In the 70s, his career took a beating and some of his films bombed at the box office, though his performance was always critically acclaimed. He made a comeback in the 80s as a character artist and gave compelling performances in many films like Kranti (1981), Shakti (1982), Mashaal (1984) Vidhata (1982), and Karma (1986). These were ensemble films with multiple stars in the cast, and yet Dilip Kumar remained central to the story; indeed, many of these films were written keeping Dilip Kumar in mind.
Lata was once asked for whom she loved singing the most, and she cryptically answered that she would love to sing for Dilip Kumar because he renders a song like none other, and makes it look real. An example of what Lata was perhaps referring to is this famous song “Madhuban me Radhika Naache re” from the film Kohinoor. This one is for all those true movie aficionados out there. Look at how Dilip Kumar enacts this song. Notice the perfect lip-sync he manages on a classical number. How on earth did he even manage to play the sitar like that? Watch closely.

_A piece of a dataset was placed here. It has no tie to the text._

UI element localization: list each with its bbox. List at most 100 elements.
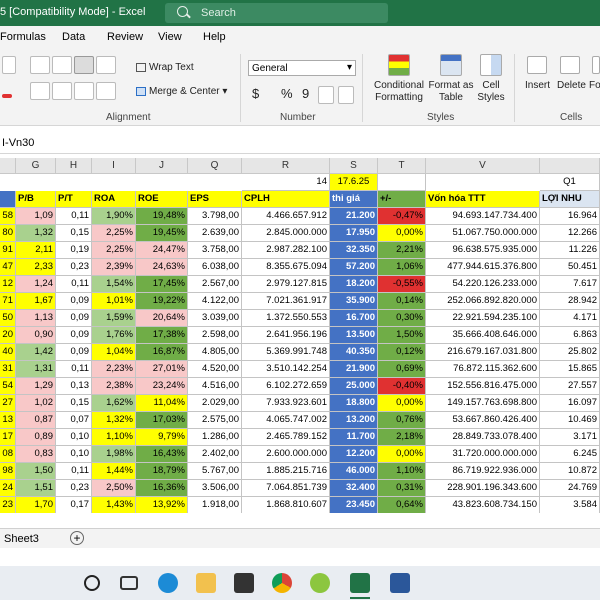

There are close-up shots of his fingers working the instrument like a musician—and we now know that he devoted a couple of months to learn the sitar, just so that he could do justice to a two-minute shot. That is Dilip Kumar for you. I might add, I guess it is relevant in today’s political climate, that this song is a fine example of syncretism with Naushad composing it, Shakeel Badayuni writing it, Dilip Kumar performing it, Kumkum dancing on it, and the great Mohammad Rafi singing it—five Muslims coming together to create a beautiful Hindu Bhajan.
Lord Meghnad Desai in his book “Nehru’s Hero: Dilip Kumar”, argues that Dilip Kumar through his films portrayed Nehru’s India—an India of transition, one which was struggling to find meaning in the new social and economic challenges of the time. Films like Naya Daur (1957) and Paigham (1959) clearly bring forth the pangs of this transition from an agrarian economy to industrialisation. Nehru’s hero, however, retains dignity and moral fibre in everything he does. Dilip Kumar brings that quality to his characters effortlessly.
In his private and public life too, Dilip Kumar has been a symbol of Nehruvian values. He has always conducted himself with poise, elegance, and honesty—a far cry from the pretence and plastic that rules Bollywood now. In recognition of his services, Dilip Kumar was named the Sheriff of Bombay in 1979 and later nominated to the Rajya Sabha in 2000. His decency earned him respect across the political spectrum. Apart from Nehru himself, he was admired by the likes of Vajpayee and Balasaheb Thakray, although the Shiv Sena did not take kindly to his acceptance of Pakistan’s highest civilian honour the Nishan-e-Imtiaz in 1998.
Dilip Kumar is the last of his tribe. He is a reminder of the best that syncretism can offer. He should be celebrated a lot more perhaps than he currently is.